If I got any pleasure out of making love at all …
I knew that her words didn’t reflect her thoughts of me as a lover and I didn’t take them personally, but I told her that I was sad that she couldn’t feel any pleasure and that her feelings were partly the cause of my impotence. I asked her, “How can I make love with you knowing that it gives you no pleasure?” She told me that I could make love with her because she enjoys watching my eyes; she knows what making love means to me and that it’s sometimes okay if we make love just for me. I didn’t need to feel bad about it. She was sincere.
“Sam, you need to unlearn some things,” she said—and without missing a beat continued, “but don’t unlearn too much.”
Being a Husband It’s distressing to feel like a friend when I want to feel like a husband. On one level, love makes that easy to do—I love Jean dearly and doing all that I can to help her is something that I must and can do without question. Turning off the physical part of life, however, has extinguished a fundamental spark to my existence. Platonic love contains no cure for the loneliness that fills me. Husbands are friends and lovers, and as only a friend, I feel like a brother or a father … I shudder at the thought that I’m just the father she should’ve had.
Jean met a woman at one of the pain clinics she visited after her wreck. The constant and severe pain this woman felt in her lower back had made having intercourse with her husband unbearable over the last several years. She told Jean how annoyed she was with her husband because he treated her more like a sister than as a wife. Even though I only heard her side of the story through Jean, I easily imagined what her husband was feeling. As a sign of his love, he had managed to turn off his sexual feelings, but that’s difficult because your wife is the person for whom you are supposed to have those feelings … it’s no surprise that the room cooled when the thermostat was turned back. Like me, he needed to think differently of his wife to keep his feelings in check, but while we do love our sisters, the sadness that permeates us thinking of them in this way takes away our smile and removes an essential part of the joy that we find in them as our wives.
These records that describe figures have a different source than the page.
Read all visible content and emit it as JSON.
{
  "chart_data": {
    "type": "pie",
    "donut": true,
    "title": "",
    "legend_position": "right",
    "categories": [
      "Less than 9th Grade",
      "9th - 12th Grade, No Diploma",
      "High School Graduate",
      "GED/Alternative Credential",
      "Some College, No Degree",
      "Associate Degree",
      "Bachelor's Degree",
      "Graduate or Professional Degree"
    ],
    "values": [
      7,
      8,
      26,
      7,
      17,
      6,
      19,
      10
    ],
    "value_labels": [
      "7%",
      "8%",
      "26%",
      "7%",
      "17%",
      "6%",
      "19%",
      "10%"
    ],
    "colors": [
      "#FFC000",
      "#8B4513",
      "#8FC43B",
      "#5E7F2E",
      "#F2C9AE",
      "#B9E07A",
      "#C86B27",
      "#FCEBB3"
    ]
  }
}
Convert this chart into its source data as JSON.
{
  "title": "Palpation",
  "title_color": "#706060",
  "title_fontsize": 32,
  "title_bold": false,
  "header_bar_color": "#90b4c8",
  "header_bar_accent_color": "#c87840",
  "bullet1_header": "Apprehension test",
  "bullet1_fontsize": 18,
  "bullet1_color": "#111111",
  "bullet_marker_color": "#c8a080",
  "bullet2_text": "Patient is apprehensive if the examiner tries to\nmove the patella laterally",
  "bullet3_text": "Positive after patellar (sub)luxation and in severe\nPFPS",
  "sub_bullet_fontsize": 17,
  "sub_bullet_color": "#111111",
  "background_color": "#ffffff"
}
My Conundrum “We talked about you today,” Jean said. That is never quite the good news that I wish it would be, but I asked what it was about. Jean told me, once again, that I need to rethink why making love means as much to me as it does (with the subtext being that I need to think of it differently, of course) and once again that the look in my eyes while making love reminds her of her father. I told her that I have rethought it and started to say something more, but she interrupted me—“Don’t look at me like it’s my fault!” she yelled. “Any woman would find you to be too intense.”
After my initial frustration over her outburst subsided, I recalled what she means when she calls me intense—intensity doesn’t refer to my actions, but to the expressions on my face. I know the looks that she’s talking about, but I see them as loving—one look says that I care for her, another confirms that she is safe in my arms, a third look says that we are only for each other while another reflects the enjoyment that I find in her. These are looks that she hasn’t seen for almost two years, but she can’t clear them out of her mind let alone interpret them through my heart.
Now my conundrum is clear—if she ever asks me to make love with her, I’m not sure if I should … I will have a look on my face. My eyes will be full of the emotions forged by the union of her hell with my heaven and even if I shut them she will feel their expression in every muscle of my body and in every breath that I take. Most of all, I fear that it will be too soon for her and that the eyes she sees will be mine, but even that won’t make a difference and my selfishness will set her back forever and I will no longer be part of her life.